Similar to any TD-based algorithm, the empirical version of our approach relies on initial estimates, which will be imperfect. If the initial M estimates are incorrect, the TD error will indicate this, either positively or negatively. The behavior policy update will then be influenced by these M estimates, leading the agent to gather new samples as it interacts with the environment. As agent collects more data, the M estimates will improve—either increasing or decreasing for specific states—allowing the behavior policy to adjust and correct its sampling strategy accordingly. If an M estimate is very small compared to its true value, the agent will first focus on states with higher M estimates, correct those values, and then revisit the poorly estimated states to update their M estimates. This iterative process is analogous to TD-based Q-learning updates in standard RL.

Additionally, if the target policies have non-zero probabilities, our behavior policy incorporates a small epsilon probability over those state-action pairs. This approach is also supported by Lemma 6.1 which requires a bounded difference between the behavior and target policies to ensure that the variance function remains well defined.

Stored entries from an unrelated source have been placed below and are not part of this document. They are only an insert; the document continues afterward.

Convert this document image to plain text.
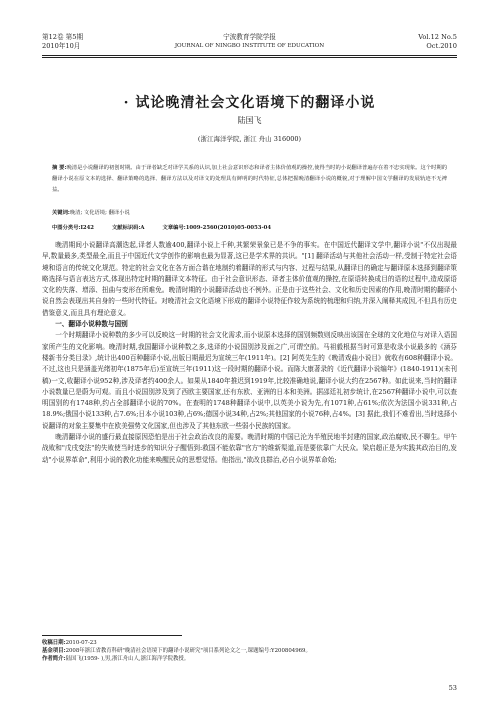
第12卷 第5期
2010年10月
宁波教育学院学报
JOURNAL OF NINGBO INSTITUTE OF EDUCATION
Vol.12 No.5
Oct.2010
· 试论晚清社会文化语境下的翻译小说
陆国飞
(浙江海洋学院, 浙江 舟山 316000)
摘 要:晚清是小说翻译的初创时期。由于译者缺乏对译学关系的认识,加上社会意识形态和译者主体价值观的操控,使得当时的小说翻译普遍存在着不忠实现象。这个时期的翻译小说在原文本的选择、翻译策略的选择、翻译方法以及对译文的处理具有鲜明的时代特征,总体把握晚清翻译小说的概貌,对于理解中国文学翻译的发展轨迹不无裨益。
关键词:晚清; 文化语境; 翻译小说
中图分类号:I242	文献标识码:A	文章编号:1009-2560(2010)05-0053-04

晚清期间小说翻译高潮迭起,译者人数逾400,翻译小说上千种,其繁荣景象已是不争的事实。在中国近代翻译文学中,翻译小说"不仅出现最早,数量最多,类型最全,而且于中国近代文学创作的影响也最为显著,这已是学术界的共识。"[1] 翻译活动与其他社会活动一样,受制于特定社会语境和语言的传统文化规范。特定的社会文化在各方面合谐在地制约着翻译的形式与内容、过程与结果,从翻译目的确定与翻译原本选择到翻译策略选择与语言表达方式,体现出特定时期的翻译文本特征。由于社会意识形态、译者主体价值观的操控,在原语转换成目的语的过程中,造成原语文化的失落、增添、扭曲与变形在所难免。晚清时期的小说翻译活动也不例外。正是由于这些社会、文化和历史因素的作用,晚清时期的翻译小说自然会表现出其自身的一些时代特征。对晚清社会文化语境下形成的翻译小说特征作较为系统的梳理和归纳,并深入阐释其成因,不但具有历史借鉴意义,而且具有理论意义。

一、翻译小说种数与国别

一个时期翻译小说种数的多少可以反映这一时期的社会文化需求,而小说原本选择的国别频数则反映出该国在全球的文化地位与对译入语国家所产生的文化影响。晚清时期,我国翻译小说种数之多,选译的小说国别涉及面之广,可谓空前。马祖毅根据当时可算是收录小说最多的《涵芬楼新书分类目录》,统计出400百种翻译小说,出版日期最迟为宣统三年(1911年)。[2] 阿英先生的《晚清戏曲小说目》就收有608种翻译小说。不过,这也只是涵盖光绪初年(1875年后)至宣统三年(1911)这一段时期的翻译小说。而陈大康著录的《近代翻译小说编年》(1840-1911)(未刊稿)一文,收翻译小说952种,涉及译者约400余人。如果从1840年推迟到1919年,比较准确地说,翻译小说大约在2567种。如此说来,当时的翻译小说数量已是蔚为可观。而且小说国别涉及到了西欧主要国家,还有东欧、亚洲的日本和美洲。据邵廷礼初步统计,在2567种翻译小说中,可以查明国别的有1748种,约占全部翻译小说的70%。在查明的1748种翻译小说中,以英美小说为先,有1071种,占61%;依次为法国小说331种,占18.9%;俄国小说133种,占7.6%;日本小说103种,占6%;德国小说34种,占2%;其他国家的小说76种,占4%。[3] 据此,我们不难看出,当时选择小说翻译的对象主要集中在欧美强势文化国家,但也涉及了其他东欧一些弱小民族的国家。

晚清翻译小说的盛行最直接原因恐怕是出于社会政治改良的需要。晚清时期的中国已沦为半殖民地半封建的国家,政治腐败,民不聊生。甲午战败和"戊戌变法"的失败使当时进步的知识分子醒悟到:救国不能依靠"官方"的维新渠道,而是要依靠广大民众。梁启超正是为实践其政治目的,发动"小说界革命",利用小说的教化功能来唤醒民众的思想觉悟。他指出,"欲改良群治,必自小说界革命始;

收稿日期:2010-07-23
基金项目:2008年浙江省教育科研"晚清社会语境下的翻译小说研究"项目系列论文之一,课题编号:Y200804969。
作者简介:陆国飞(1959- ),男,浙江舟山人,浙江海洋学院教授。
53
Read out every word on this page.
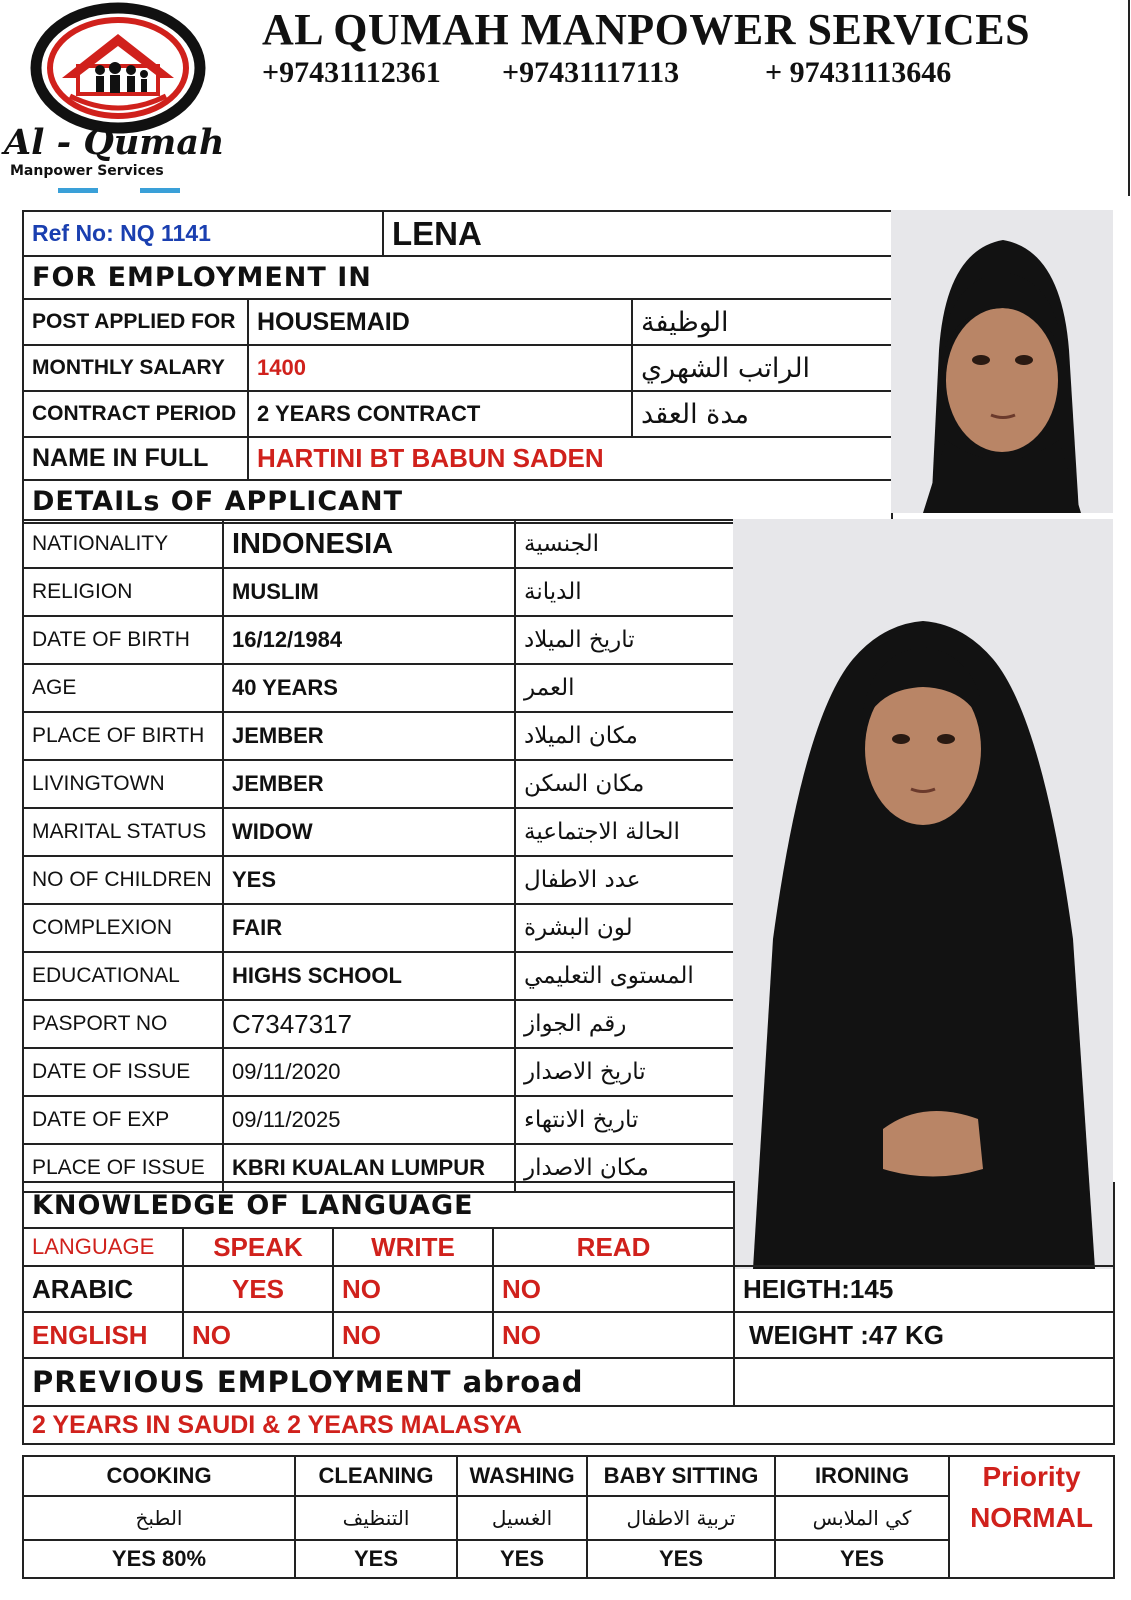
Al - Qumah
Manpower Services
AL QUMAH MANPOWER SERVICES
+97431112361 +97431117113	+ 97431113646
Ref No: NQ 1141		LENA	
FOR EMPLOYMENT IN			
POST APPLIED FOR	HOUSEMAID		الوظيفة
MONTHLY SALARY	1400		الراتب الشهري
CONTRACT PERIOD	2 YEARS CONTRACT		مدة العقد
NAME IN FULL	HARTINI BT BABUN SADEN		
DETAILs OF APPLICANT			
NATIONALITY	INDONESIA	الجنسية
RELIGION	MUSLIM	الديانة
DATE OF BIRTH	16/12/1984	تاريخ الميلاد
AGE	40 YEARS	العمر
PLACE OF BIRTH	JEMBER	مكان الميلاد
LIVINGTOWN	JEMBER	مكان السكن
MARITAL STATUS	WIDOW	الحالة الاجتماعية
NO OF CHILDREN	YES	عدد الاطفال
COMPLEXION	FAIR	لون البشرة
EDUCATIONAL	HIGHS SCHOOL	المستوى التعليمي
PASPORT NO	C7347317	رقم الجواز
DATE OF ISSUE	09/11/2020	تاريخ الاصدار
DATE OF EXP	09/11/2025	تاريخ الانتهاء
PLACE OF ISSUE	KBRI KUALAN LUMPUR	مكان الاصدار
KNOWLEDGE OF LANGUAGE				
LANGUAGE	SPEAK	WRITE	READ	
ARABIC	YES	NO	NO	HEIGTH:145
ENGLISH	NO	NO	NO	WEIGHT :47 KG
PREVIOUS EMPLOYMENT abroad				
2 YEARS IN SAUDI & 2 YEARS MALASYA				
COOKING	CLEANING	WASHING	BABY SITTING	IRONING	Priority
الطبخ	التنظيف	الغسيل	تربية الاطفال	كي الملابس	NORMAL
YES 80%	YES	YES	YES	YES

For Mujoco experiments, we added KL term to limit this divergence.

We will include these explanations in the camera-ready version to provide a practical understanding of our algorithm.

最终决定Accept (poster)

2024-09-25

The reviewers and I generally liked this paper. While the core algorithm is a bit obvious, the paper is well-written and makes a positive contribution to the RL literature on GVFs. The paper has a nice mix of theory and empirical work, and addresses a problem that has not been previously studied, and provides proofs of correctness (never easy to do in an RL setting!). The paper also provides a clear, well-written discussion of the issues surrounding GVFs. Based on the alignment of all of these positive factors, I recommend acceptance.